I'm sure the smell is from being slobbered on all day by the dogs she's playing with. Spray her coat lightly with a leave in conditioner with a fragrance you like and brush her out on days that you aren't going to give her a bath.


----------



## Jamm (Mar 28, 2010)

That's just doggy daycare smell! Joey has an oder after returning from camp as well. I usually brush him out before we go inside and that helps a bit.. but I usually bath weekly when he's at camp during the week.


----------



## Our3dogs (Apr 3, 2008)

I was also going to say "doggie slobber". You might also try some pet wipes that are similar to baby wipes. They are moist and leave a nice smell. This should help getting some of the slobber smell off of him.


----------



## Lennap (Jul 9, 2010)

Actually I believe it's doggie everything unfortunately. In addition to slobber, for some reason dogs do not associate daycare with being inside and will lift their legs (or pop a squat) at daycare. As you can imagine then someone has to pee on the spot and so on. 

No matter how diligent the daycare is about mopping up - the place sorta smells!
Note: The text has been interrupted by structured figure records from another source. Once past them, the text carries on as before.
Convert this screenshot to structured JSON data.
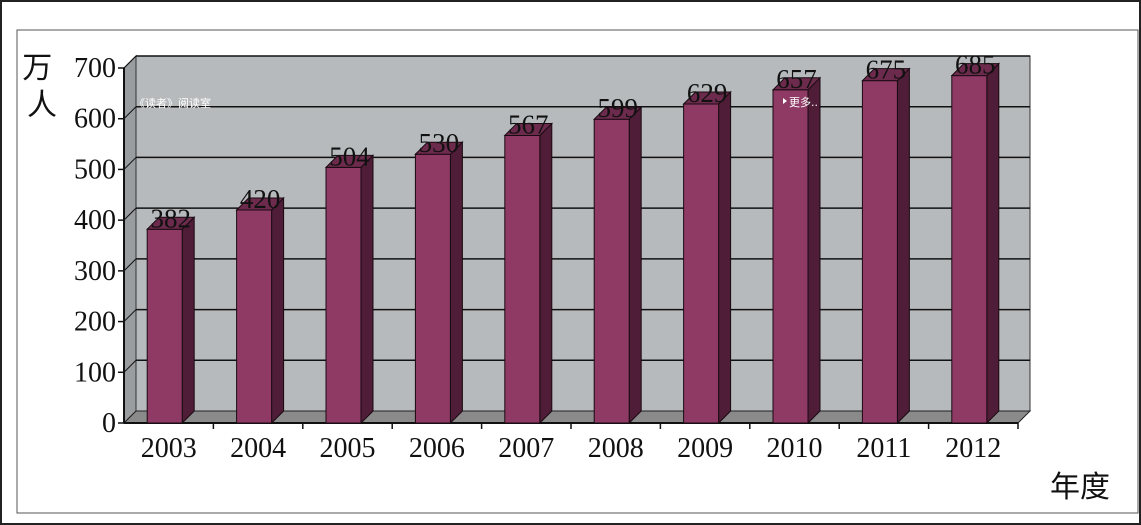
{
  "chart_data": {
    "type": "bar",
    "categories": [
      "2003",
      "2004",
      "2005",
      "2006",
      "2007",
      "2008",
      "2009",
      "2010",
      "2011",
      "2012"
    ],
    "values": [
      382,
      420,
      504,
      530,
      567,
      599,
      629,
      657,
      675,
      685
    ],
    "data_labels": [
      "382",
      "420",
      "504",
      "530",
      "567",
      "599",
      "629",
      "657",
      "675",
      "685"
    ],
    "title": "",
    "xlabel": "年度",
    "ylabel": "万人",
    "ylim": [
      0,
      700
    ],
    "yticks": [
      0,
      100,
      200,
      300,
      400,
      500,
      600,
      700
    ],
    "grid": true,
    "legend": "none",
    "colors": {
      "bar_front": "#8e3a65",
      "bar_side": "#4f1d37",
      "bar_top": "#6c2a4c",
      "plot_back": "#b7babc",
      "plot_floor": "#8a8a8a"
    }
  },
  "overlay": {
    "reader_link": "《读者》阅读室",
    "more_link": "更多.."
  }
}
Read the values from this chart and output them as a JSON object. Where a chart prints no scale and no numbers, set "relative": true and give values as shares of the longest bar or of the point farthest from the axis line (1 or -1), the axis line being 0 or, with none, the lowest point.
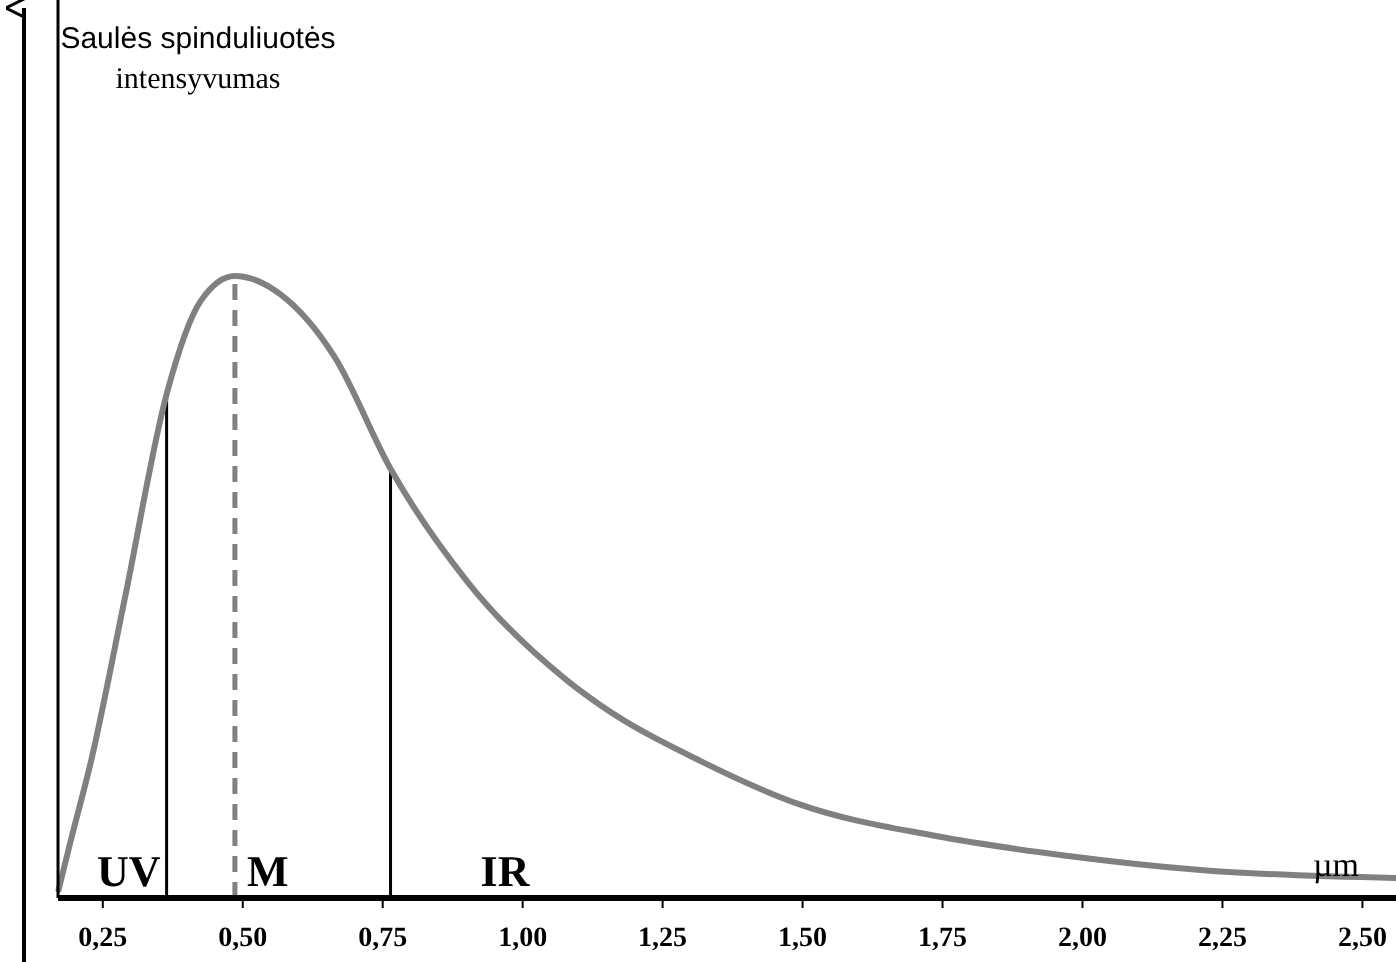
{
  "chart_data": {
    "type": "line",
    "xlabel": "µm",
    "relative": true,
    "xlim": [
      0.17,
      2.56
    ],
    "xticks": [
      {
        "value": 0.25,
        "label": "0,25"
      },
      {
        "value": 0.5,
        "label": "0,50"
      },
      {
        "value": 0.75,
        "label": "0,75"
      },
      {
        "value": 1,
        "label": "1,00"
      },
      {
        "value": 1.25,
        "label": "1,25"
      },
      {
        "value": 1.5,
        "label": "1,50"
      },
      {
        "value": 1.75,
        "label": "1,75"
      },
      {
        "value": 2,
        "label": "2,00"
      },
      {
        "value": 2.25,
        "label": "2,25"
      },
      {
        "value": 2.5,
        "label": "2,50"
      }
    ],
    "x": [
      0.171,
      0.193,
      0.229,
      0.289,
      0.364,
      0.425,
      0.486,
      0.568,
      0.664,
      0.764,
      0.9,
      1.079,
      1.139,
      1.318,
      1.496,
      1.736,
      1.971,
      2.211,
      2.56
    ],
    "series": [
      {
        "color": "#808080",
        "values": [
          0.013,
          0.093,
          0.22,
          0.48,
          0.81,
          0.96,
          1,
          0.97,
          0.87,
          0.69,
          0.51,
          0.35,
          0.31,
          0.22,
          0.15,
          0.1,
          0.068,
          0.045,
          0.032
        ]
      }
    ],
    "ref_lines": [
      {
        "axis": "x",
        "value": 0.364,
        "color": "#000000",
        "line_style": "solid"
      },
      {
        "axis": "x",
        "value": 0.486,
        "color": "#808080",
        "line_style": "dashed"
      },
      {
        "axis": "x",
        "value": 0.764,
        "color": "#000000",
        "line_style": "solid"
      }
    ],
    "annotations": [
      "UV",
      "M",
      "IR",
      "Saulės spinduliuotės\nintensyvumas"
    ]
  }
}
I agree with all the suggestions - use a dry shampoo, or leave in conditioner or more frequent baths.

Remy has been in daycare since 2 days after I adopted him (4 years and 5 months ago) and I know the smell well. The benefits of daycare far outweigh the stink, IMHO.

Goodluck and if you find the magic formula, please share it!


----------



## jennretz (Jul 24, 2013)

wisnid53 said:


> Riley goes to doggy day care 3 days a week because I just don't want to kennel her all day and night too. She loves daycare and they love her too. I watch her on the video cam and I know she is being treated well and is having a good time. She is 7 months old and has been spayed. By Friday her smell is so bad. I bought a dry shampoo today to try. Anyone else have this issue and have any suggestions? I searched on the web and other dog owners have reported the same issue about smell after daycare. Any help would be appreciated.
> 
> 
> 
> Sent from Petguide.com Free App


Yes, by Friday the smell gets really bad on my boys...heck sometimes it's bad by Monday!!! I just brush, brush, brush them because I don't want to shower them every day. The brushing seems to help. I do take mine every day Mon-Fri.


----------



## wisnid53 (Dec 29, 2013)

Is weekly bathing too much after doggy daycare??? 



Sent from Petguide.com Free App


----------